Embora alguns comentadores da obra
prefiram exaltar o comportamento mais ou menos imaturo ou intransigente de
Alceste diante de uma sociedade que não compreende e que não segue os padrões
morais que carrega em si, prefiro ser um daqueles que dá certo crédito às
análises e críticas sociais formuladas pelo indignado e intransigente
personagem.
Alceste é repreendido em vários
momentos, por diferentes personagens, em virtude de sua personalidade
inflexível diante das manobras e falsidades às quais as pessoas se sujeitam
para fazer parte de um grupo, seja ele profissional, de amizade, enfim.
Dessa forma, ainda que o texto
tenha sido originalmente publicado no século XVII, assim como em tantos outros,
encaixa-se perfeitamente no contexto da vida contemporânea, em que a ascensão
das redes sociais causou incontáveis mudanças não apenas na interação entre as
pessoas, mas nas suas próprias personalidades.
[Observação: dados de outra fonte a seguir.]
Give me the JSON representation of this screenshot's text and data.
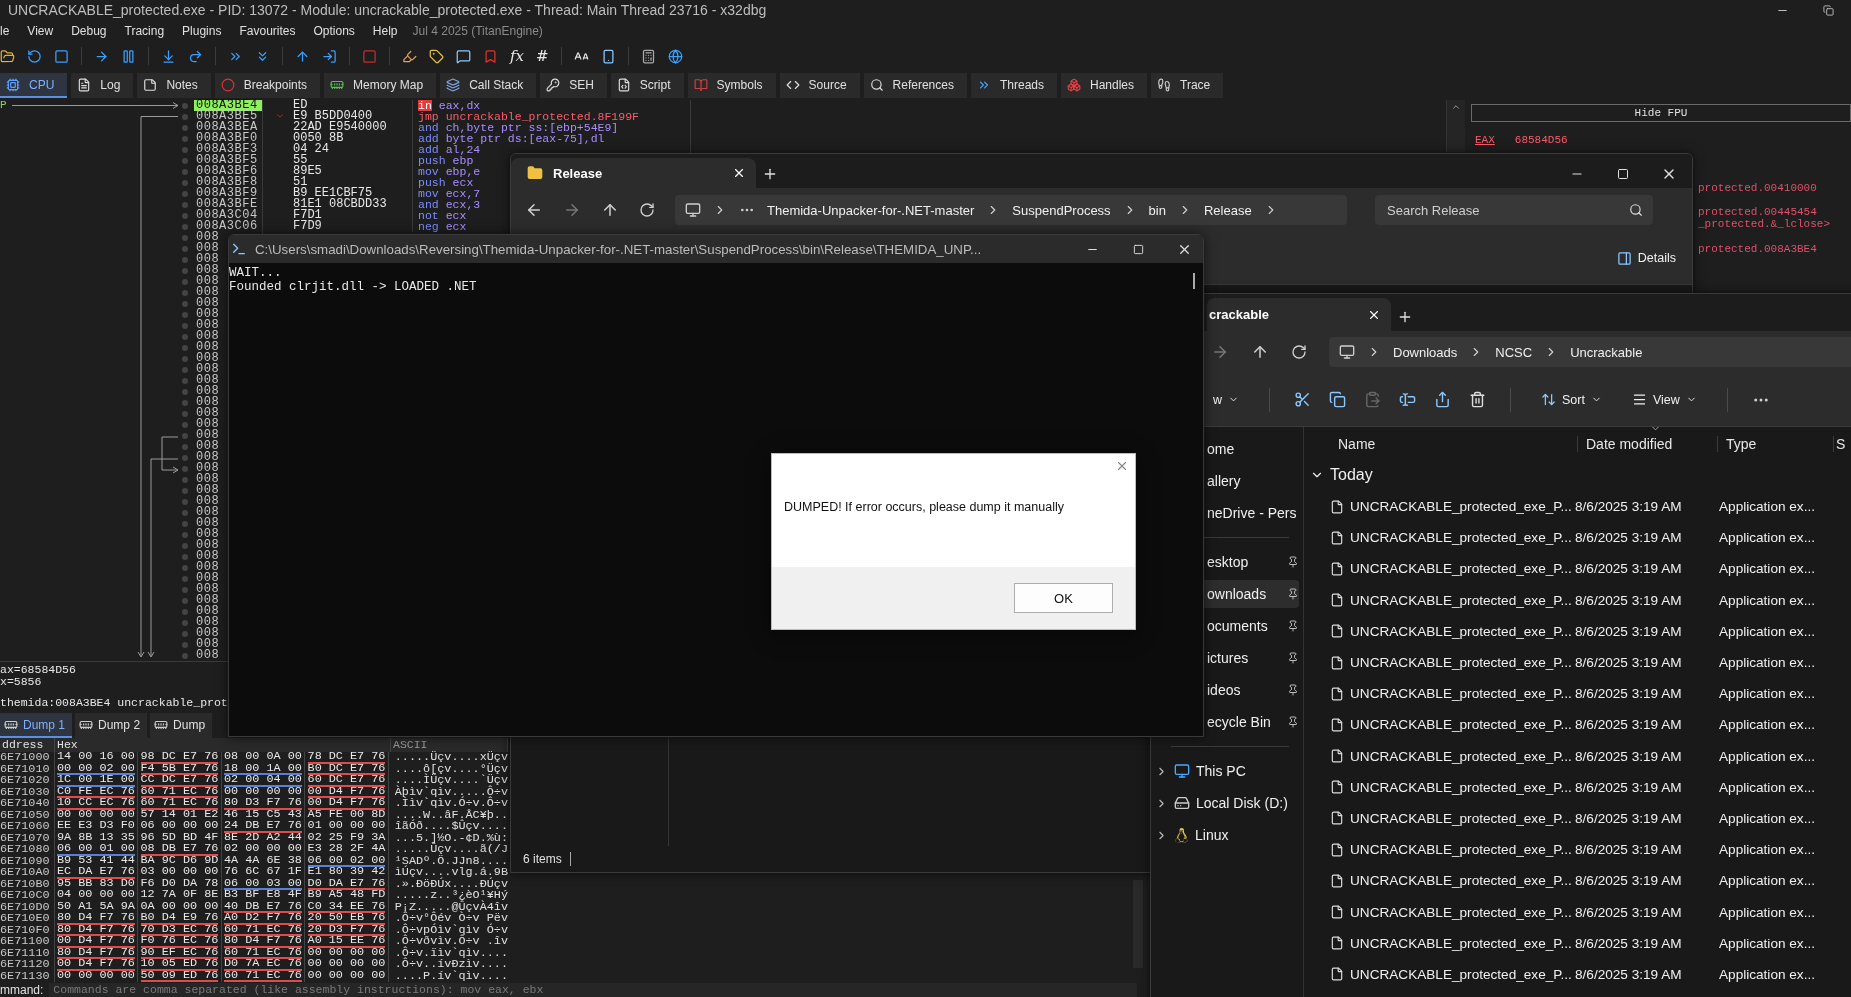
{
  "debugger": {
    "title": "UNCRACKABLE_protected.exe - PID: 13072 - Module: uncrackable_protected.exe - Thread: Main Thread 23716 - x32dbg",
    "menu": [
      "le",
      "View",
      "Debug",
      "Tracing",
      "Plugins",
      "Favourites",
      "Options",
      "Help"
    ],
    "build": "Jul 4 2025 (TitanEngine)",
    "toolbar_glyphs": [
      "fx",
      "#"
    ],
    "tabs": [
      {
        "label": "CPU",
        "selected": true
      },
      {
        "label": "Log",
        "selected": false
      },
      {
        "label": "Notes",
        "selected": false
      },
      {
        "label": "Breakpoints",
        "selected": false
      },
      {
        "label": "Memory Map",
        "selected": false
      },
      {
        "label": "Call Stack",
        "selected": false
      },
      {
        "label": "SEH",
        "selected": false
      },
      {
        "label": "Script",
        "selected": false
      },
      {
        "label": "Symbols",
        "selected": false
      },
      {
        "label": "Source",
        "selected": false
      },
      {
        "label": "References",
        "selected": false
      },
      {
        "label": "Threads",
        "selected": false
      },
      {
        "label": "Handles",
        "selected": false
      },
      {
        "label": "Trace",
        "selected": false
      }
    ],
    "eip_label": "P",
    "disassembly": [
      {
        "address": "008A3BE4",
        "bytes": "ED",
        "mnemonic": "in",
        "operands": "eax,dx",
        "kind": "io",
        "selected": true
      },
      {
        "address": "008A3BE5",
        "bytes": "E9 B5DD0400",
        "mnemonic": "jmp",
        "operands": "uncrackable_protected.8F199F",
        "kind": "jump",
        "selected": false
      },
      {
        "address": "008A3BEA",
        "bytes": "22AD E9540000",
        "mnemonic": "and",
        "operands": "ch,byte ptr ss:[ebp+54E9]",
        "kind": "normal",
        "selected": false
      },
      {
        "address": "008A3BF0",
        "bytes": "0050 8B",
        "mnemonic": "add",
        "operands": "byte ptr ds:[eax-75],dl",
        "kind": "normal",
        "selected": false
      },
      {
        "address": "008A3BF3",
        "bytes": "04 24",
        "mnemonic": "add",
        "operands": "al,24",
        "kind": "normal",
        "selected": false
      },
      {
        "address": "008A3BF5",
        "bytes": "55",
        "mnemonic": "push",
        "operands": "ebp",
        "kind": "normal",
        "selected": false
      },
      {
        "address": "008A3BF6",
        "bytes": "89E5",
        "mnemonic": "mov",
        "operands": "ebp,e",
        "kind": "normal",
        "selected": false
      },
      {
        "address": "008A3BF8",
        "bytes": "51",
        "mnemonic": "push",
        "operands": "ecx",
        "kind": "normal",
        "selected": false
      },
      {
        "address": "008A3BF9",
        "bytes": "B9 EE1CBF75",
        "mnemonic": "mov",
        "operands": "ecx,7",
        "kind": "normal",
        "selected": false
      },
      {
        "address": "008A3BFE",
        "bytes": "81E1 08CBDD33",
        "mnemonic": "and",
        "operands": "ecx,3",
        "kind": "normal",
        "selected": false
      },
      {
        "address": "008A3C04",
        "bytes": "F7D1",
        "mnemonic": "not",
        "operands": "ecx",
        "kind": "normal",
        "selected": false
      },
      {
        "address": "008A3C06",
        "bytes": "F7D9",
        "mnemonic": "neg",
        "operands": "ecx",
        "kind": "normal",
        "selected": false
      },
      {
        "address": "008",
        "selected": false
      },
      {
        "address": "008",
        "selected": false
      },
      {
        "address": "008",
        "selected": false
      },
      {
        "address": "008",
        "selected": false
      },
      {
        "address": "008",
        "selected": false
      },
      {
        "address": "008",
        "selected": false
      },
      {
        "address": "008",
        "selected": false
      },
      {
        "address": "008",
        "selected": false
      },
      {
        "address": "008",
        "selected": false
      },
      {
        "address": "008",
        "selected": false
      },
      {
        "address": "008",
        "selected": false
      },
      {
        "address": "008",
        "selected": false
      },
      {
        "address": "008",
        "selected": false
      },
      {
        "address": "008",
        "selected": false
      },
      {
        "address": "008",
        "selected": false
      },
      {
        "address": "008",
        "selected": false
      },
      {
        "address": "008",
        "selected": false
      },
      {
        "address": "008",
        "selected": false
      },
      {
        "address": "008",
        "selected": false
      },
      {
        "address": "008",
        "selected": false
      },
      {
        "address": "008",
        "selected": false
      },
      {
        "address": "008",
        "selected": false
      },
      {
        "address": "008",
        "selected": false
      },
      {
        "address": "008",
        "selected": false
      },
      {
        "address": "008",
        "selected": false
      },
      {
        "address": "008",
        "selected": false
      },
      {
        "address": "008",
        "selected": false
      },
      {
        "address": "008",
        "selected": false
      },
      {
        "address": "008",
        "selected": false
      },
      {
        "address": "008",
        "selected": false
      },
      {
        "address": "008",
        "selected": false
      },
      {
        "address": "008",
        "selected": false
      },
      {
        "address": "008",
        "selected": false
      },
      {
        "address": "008",
        "selected": false
      },
      {
        "address": "008",
        "selected": false
      },
      {
        "address": "008",
        "selected": false
      },
      {
        "address": "008",
        "selected": false
      },
      {
        "address": "008",
        "selected": false
      },
      {
        "address": "008",
        "selected": false
      }
    ],
    "registers": {
      "header": "Hide FPU",
      "name": "EAX",
      "value": "68584D56",
      "comments": [
        "protected.00410000",
        "protected.00445454",
        "_protected.&_lclose>",
        "protected.008A3BE4"
      ]
    },
    "info_lines": [
      "ax=68584D56",
      "x=5856",
      "themida:008A3BE4 uncrackable_prot"
    ],
    "dump_tabs": [
      {
        "label": "Dump 1",
        "selected": true
      },
      {
        "label": "Dump 2",
        "selected": false
      },
      {
        "label": "Dump",
        "selected": false
      }
    ],
    "dump": {
      "columns": [
        "ddress",
        "Hex",
        "ASCII"
      ],
      "rows": [
        {
          "address": "6E71000",
          "groups": [
            {
              "hex": "14 00 16 00"
            },
            {
              "hex": "98 DC E7 76",
              "color": "#e04a4a"
            },
            {
              "hex": "08 00 0A 00"
            },
            {
              "hex": "78 DC E7 76",
              "color": "#e04a4a"
            }
          ],
          "ascii": ".....Üçv....xÜçv"
        },
        {
          "address": "6E71010",
          "groups": [
            {
              "hex": "00 00 02 00",
              "color": "#5a7fd6"
            },
            {
              "hex": "F4 5B E7 76",
              "color": "#e04a4a"
            },
            {
              "hex": "18 00 1A 00",
              "color": "#5a7fd6"
            },
            {
              "hex": "B0 DC E7 76",
              "color": "#e04a4a"
            }
          ],
          "ascii": "....ô[çv....°Üçv"
        },
        {
          "address": "6E71020",
          "groups": [
            {
              "hex": "1C 00 1E 00",
              "color": "#5a7fd6"
            },
            {
              "hex": "CC DC E7 76",
              "color": "#e04a4a"
            },
            {
              "hex": "02 00 04 00",
              "color": "#5a7fd6"
            },
            {
              "hex": "60 DC E7 76",
              "color": "#e04a4a"
            }
          ],
          "ascii": "....ÌÜçv....`Üçv"
        },
        {
          "address": "6E71030",
          "groups": [
            {
              "hex": "C0 FE EC 76",
              "color": "#e04a4a"
            },
            {
              "hex": "60 71 EC 76",
              "color": "#e04a4a"
            },
            {
              "hex": "00 00 00 00"
            },
            {
              "hex": "00 D4 F7 76",
              "color": "#e04a4a"
            }
          ],
          "ascii": "Àþìv`qìv.....Ô÷v"
        },
        {
          "address": "6E71040",
          "groups": [
            {
              "hex": "10 CC EC 76",
              "color": "#e04a4a"
            },
            {
              "hex": "60 71 EC 76",
              "color": "#e04a4a"
            },
            {
              "hex": "80 D3 F7 76",
              "color": "#e04a4a"
            },
            {
              "hex": "00 D4 F7 76",
              "color": "#e04a4a"
            }
          ],
          "ascii": ".Ììv`qìv.Ó÷v.Ô÷v"
        },
        {
          "address": "6E71050",
          "groups": [
            {
              "hex": "00 00 00 00"
            },
            {
              "hex": "57 14 01 E2"
            },
            {
              "hex": "46 15 C5 43"
            },
            {
              "hex": "A5 FE 00 8D"
            }
          ],
          "ascii": "....W..âF.ÅC¥þ.."
        },
        {
          "address": "6E71060",
          "groups": [
            {
              "hex": "EE E3 D3 F0"
            },
            {
              "hex": "06 00 00 00"
            },
            {
              "hex": "24 DB E7 76",
              "color": "#e04a4a"
            },
            {
              "hex": "01 00 00 00"
            }
          ],
          "ascii": "îãÓð....$Ûçv...."
        },
        {
          "address": "6E71070",
          "groups": [
            {
              "hex": "9A 8B 13 35"
            },
            {
              "hex": "96 5D BD 4F"
            },
            {
              "hex": "8E 2D A2 44"
            },
            {
              "hex": "02 25 F9 3A"
            }
          ],
          "ascii": "...5.]½O.-¢D.%ù:"
        },
        {
          "address": "6E71080",
          "groups": [
            {
              "hex": "06 00 01 00",
              "color": "#5a7fd6"
            },
            {
              "hex": "08 DB E7 76",
              "color": "#e04a4a"
            },
            {
              "hex": "02 00 00 00"
            },
            {
              "hex": "E3 28 2F 4A"
            }
          ],
          "ascii": ".....Ûçv....ã(/J"
        },
        {
          "address": "6E71090",
          "groups": [
            {
              "hex": "B9 53 41 44"
            },
            {
              "hex": "BA 9C D6 9D"
            },
            {
              "hex": "4A 4A 6E 38"
            },
            {
              "hex": "06 00 02 00",
              "color": "#5a7fd6"
            }
          ],
          "ascii": "¹SADº.Ö.JJn8...."
        },
        {
          "address": "6E710A0",
          "groups": [
            {
              "hex": "EC DA E7 76",
              "color": "#e04a4a"
            },
            {
              "hex": "03 00 00 00"
            },
            {
              "hex": "76 6C 67 1F"
            },
            {
              "hex": "E1 80 39 42"
            }
          ],
          "ascii": "ìÚçv....vlg.á.9B"
        },
        {
          "address": "6E710B0",
          "groups": [
            {
              "hex": "95 BB 83 D0"
            },
            {
              "hex": "F6 D0 DA 78"
            },
            {
              "hex": "06 00 03 00",
              "color": "#5a7fd6"
            },
            {
              "hex": "D0 DA E7 76",
              "color": "#e04a4a"
            }
          ],
          "ascii": ".».ÐöÐÚx....ÐÚçv"
        },
        {
          "address": "6E710C0",
          "groups": [
            {
              "hex": "04 00 00 00"
            },
            {
              "hex": "12 7A 0F 8E"
            },
            {
              "hex": "B3 BF E8 4F"
            },
            {
              "hex": "B9 A5 48 FD"
            }
          ],
          "ascii": ".....z..³¿èO¹¥Hý"
        },
        {
          "address": "6E710D0",
          "groups": [
            {
              "hex": "50 A1 5A 9A"
            },
            {
              "hex": "0A 00 00 00"
            },
            {
              "hex": "40 DB E7 76",
              "color": "#e04a4a"
            },
            {
              "hex": "C0 34 EE 76",
              "color": "#e04a4a"
            }
          ],
          "ascii": "P¡Z.....@ÛçvÀ4îv"
        },
        {
          "address": "6E710E0",
          "groups": [
            {
              "hex": "80 D4 F7 76",
              "color": "#e04a4a"
            },
            {
              "hex": "B0 D4 E9 76",
              "color": "#e04a4a"
            },
            {
              "hex": "A0 D2 F7 76",
              "color": "#e04a4a"
            },
            {
              "hex": "20 50 EB 76",
              "color": "#e04a4a"
            }
          ],
          "ascii": ".Ô÷v°Ôév Ò÷v Pëv"
        },
        {
          "address": "6E710F0",
          "groups": [
            {
              "hex": "80 D4 F7 76",
              "color": "#e04a4a"
            },
            {
              "hex": "70 D3 EC 76",
              "color": "#e04a4a"
            },
            {
              "hex": "60 71 EC 76",
              "color": "#e04a4a"
            },
            {
              "hex": "20 D3 F7 76",
              "color": "#e04a4a"
            }
          ],
          "ascii": ".Ô÷vpÓìv`qìv Ó÷v"
        },
        {
          "address": "6E71100",
          "groups": [
            {
              "hex": "00 D4 F7 76",
              "color": "#e04a4a"
            },
            {
              "hex": "F0 76 EC 76",
              "color": "#e04a4a"
            },
            {
              "hex": "80 D4 F7 76",
              "color": "#e04a4a"
            },
            {
              "hex": "A0 15 EE 76",
              "color": "#e04a4a"
            }
          ],
          "ascii": ".Ô÷vðvìv.Ô÷v .îv"
        },
        {
          "address": "6E71110",
          "groups": [
            {
              "hex": "80 D4 F7 76",
              "color": "#e04a4a"
            },
            {
              "hex": "90 EF EC 76",
              "color": "#e04a4a"
            },
            {
              "hex": "60 71 EC 76",
              "color": "#e04a4a"
            },
            {
              "hex": "00 00 00 00"
            }
          ],
          "ascii": ".Ô÷v.ïìv`qìv...."
        },
        {
          "address": "6E71120",
          "groups": [
            {
              "hex": "00 D4 F7 76",
              "color": "#e04a4a"
            },
            {
              "hex": "10 05 ED 76",
              "color": "#e04a4a"
            },
            {
              "hex": "D0 7A EC 76",
              "color": "#e04a4a"
            },
            {
              "hex": "00 00 00 00"
            }
          ],
          "ascii": ".Ô÷v..ívÐzìv...."
        },
        {
          "address": "6E71130",
          "groups": [
            {
              "hex": "00 00 00 00"
            },
            {
              "hex": "50 09 ED 76",
              "color": "#e04a4a"
            },
            {
              "hex": "60 71 EC 76",
              "color": "#e04a4a"
            },
            {
              "hex": "00 00 00 00"
            }
          ],
          "ascii": "....P.ív`qìv...."
        }
      ]
    },
    "command": {
      "label": "mmand:",
      "placeholder": "Commands are comma separated (like assembly instructions): mov eax, ebx"
    }
  },
  "release_window": {
    "tab": "Release",
    "path": [
      "Themida-Unpacker-for-.NET-master",
      "SuspendProcess",
      "bin",
      "Release"
    ],
    "search": {
      "placeholder": "Search Release"
    },
    "details": "Details",
    "status": "6 items"
  },
  "uncrackable_window": {
    "tab": "crackable",
    "path": [
      "Downloads",
      "NCSC",
      "Uncrackable"
    ],
    "new_label": "w",
    "sort": "Sort",
    "view": "View",
    "nav_top": [
      {
        "label": "ome",
        "pinned": false,
        "selected": false
      },
      {
        "label": "allery",
        "pinned": false,
        "selected": false
      },
      {
        "label": "neDrive - Pers",
        "pinned": false,
        "selected": false
      },
      {
        "label": "esktop",
        "pinned": true,
        "selected": false
      },
      {
        "label": "ownloads",
        "pinned": true,
        "selected": true
      },
      {
        "label": "ocuments",
        "pinned": true,
        "selected": false
      },
      {
        "label": "ictures",
        "pinned": true,
        "selected": false
      },
      {
        "label": "ideos",
        "pinned": true,
        "selected": false
      },
      {
        "label": "ecycle Bin",
        "pinned": true,
        "selected": false
      }
    ],
    "nav_bottom": [
      {
        "label": "This PC",
        "kind": "pc"
      },
      {
        "label": "Local Disk (D:)",
        "kind": "disk"
      },
      {
        "label": "Linux",
        "kind": "linux"
      }
    ],
    "columns": [
      "Name",
      "Date modified",
      "Type",
      "S"
    ],
    "group": "Today",
    "files": [
      {
        "name": "UNCRACKABLE_protected_exe_P...",
        "date": "8/6/2025 3:19 AM",
        "type": "Application ex..."
      },
      {
        "name": "UNCRACKABLE_protected_exe_P...",
        "date": "8/6/2025 3:19 AM",
        "type": "Application ex..."
      },
      {
        "name": "UNCRACKABLE_protected_exe_P...",
        "date": "8/6/2025 3:19 AM",
        "type": "Application ex..."
      },
      {
        "name": "UNCRACKABLE_protected_exe_P...",
        "date": "8/6/2025 3:19 AM",
        "type": "Application ex..."
      },
      {
        "name": "UNCRACKABLE_protected_exe_P...",
        "date": "8/6/2025 3:19 AM",
        "type": "Application ex..."
      },
      {
        "name": "UNCRACKABLE_protected_exe_P...",
        "date": "8/6/2025 3:19 AM",
        "type": "Application ex..."
      },
      {
        "name": "UNCRACKABLE_protected_exe_P...",
        "date": "8/6/2025 3:19 AM",
        "type": "Application ex..."
      },
      {
        "name": "UNCRACKABLE_protected_exe_P...",
        "date": "8/6/2025 3:19 AM",
        "type": "Application ex..."
      },
      {
        "name": "UNCRACKABLE_protected_exe_P...",
        "date": "8/6/2025 3:19 AM",
        "type": "Application ex..."
      },
      {
        "name": "UNCRACKABLE_protected_exe_P...",
        "date": "8/6/2025 3:19 AM",
        "type": "Application ex..."
      },
      {
        "name": "UNCRACKABLE_protected_exe_P...",
        "date": "8/6/2025 3:19 AM",
        "type": "Application ex..."
      },
      {
        "name": "UNCRACKABLE_protected_exe_P...",
        "date": "8/6/2025 3:19 AM",
        "type": "Application ex..."
      },
      {
        "name": "UNCRACKABLE_protected_exe_P...",
        "date": "8/6/2025 3:19 AM",
        "type": "Application ex..."
      },
      {
        "name": "UNCRACKABLE_protected_exe_P...",
        "date": "8/6/2025 3:19 AM",
        "type": "Application ex..."
      },
      {
        "name": "UNCRACKABLE_protected_exe_P...",
        "date": "8/6/2025 3:19 AM",
        "type": "Application ex..."
      },
      {
        "name": "UNCRACKABLE_protected_exe_P...",
        "date": "8/6/2025 3:19 AM",
        "type": "Application ex..."
      }
    ]
  },
  "console": {
    "title": "C:\\Users\\smadi\\Downloads\\Reversing\\Themida-Unpacker-for-.NET-master\\SuspendProcess\\bin\\Release\\THEMIDA_UNP...",
    "lines": [
      "WAIT...",
      "Founded clrjit.dll -> LOADED .NET"
    ]
  },
  "dialog": {
    "message": "DUMPED! If error occurs, please dump it manually",
    "button": "OK"
  }
}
Na contemporaneidade que tem como
alicerce o ambiente virtual, o mundo fala, opina, critica, discorda, muito
mais. Levanta bandeiras que não conhece há mais de uma semana. Muitos se portam
como um medalhão machadiano. Seja em Guy Debord, Bauman, Byung-Chul Han, Umberto
Eco ou vários outros autores, as críticas fundamentadas às militâncias pedantes
são fartas na bibliografia.
Mas para além dessa onda crescente
de discursos improvisados ou em decorrência dela, as relações interpessoais também
ganharam outro contorno: é preciso agir de forma hipócrita ou excessivamente
polida (comumente chamada de politicamente correta) para cair nas graças — ou
apenas não ser excluído ou barrado — de grupos dominantes da
intelligentsia.
Olhando para a obra de Molière,
percebe-se que essa necessidade de rebaixar a própria honra e adequar as
próprias virtudes às exigências dos círculos exteriores não é uma criação do
mundo contemporâneo — embora certamente tenha sido elevada a patamares
insuportáveis com a chegada dele.
Num dos diálogos, quando o
personagem Philinte afirma que é um dever responder às amabilidades e trocar
civilidade por civilidade, de forma superficial e interesseira, assim responde
Alceste:
Eu não posso admitir conduta tão
leniente,
Que a moda de hoje em dia obriga a
toda a gente;
E a nada odeio tanto quanto às
contorções,
Dos que nos vêm saudar quase em
convulsões,
Produtores afáveis de futilidades
Que, pressurosos, jorram mil
frivolidades,
E se batem na busca do elogio vão,
Tratando de igual modo o honesto e
o bobalhão
[...]
A nossa preferência sempre escolhe
a alguém:
Quem gosta de todos não gosta de
ninguém. (p. 16)
A resposta, assim como outras ao
longo da obra, pode parecer rude, mas também, se lida com outros olhos, pode
transmitir aquilo que muitos de personalidade mais unificada e íntegra pensam
diante de certas convenções sociais, sobretudo nos ambientes em que um
tratamento afável e risonho esconde uma mancha na alma do interlocutor, que
joga sua honra — ou os resquícios dela — para de baixo do tapete visando subir
os degraus da escalada social.
Deve ser observado, porém, que
existe grande diferença entre a
problematização moral das atitudes
humanas e o
moralismo descabido e impensado. No primeiro caso,
analisamos as atitudes de terceiros com a mesma régua utilizada para julgar —
antes de tudo — as nossas próprias atitudes. E somente depois ou durante esse
complexo e longo processo de adequação moral das condutas pessoais é que o
sujeito provavelmente enxergue o problema que existe na sugestão de Philinte,
que nestes dias se espalham cotidianamente por todos os lados. Alceste, em sua
luta contra a banalidade das relações, prossegue:
Porém, em toda parte o palhaço é
bem-vindo,
Bem acolhido, mesmo que com todos
rindo;
Se para um posto alguém deve ser
nomeado,
Por ele o mais honesto é sempre
superado. (p. 20).
Aqui, séculos atrás, o personagem
parecia descrever o que não raro ocorre no âmbito do mundo corporativo ou de
alguns setores dos órgãos públicos na contemporaneidade, onde aquele ou aquela
que tem o poder de lidar com a carreira de outras pessoas, promovendo-as a
postos de trabalho mais elevados, utilizam-se desta faculdade para agradar aos
“palhaços” descritos por Molière, que mesmo sem qualquer mérito, ocupam lugares
iguais ou superiores àqueles que trabalham de forma ética, íntegra e dedicada
todos os dias — mas não possuem o essencial: a falsa cortesia.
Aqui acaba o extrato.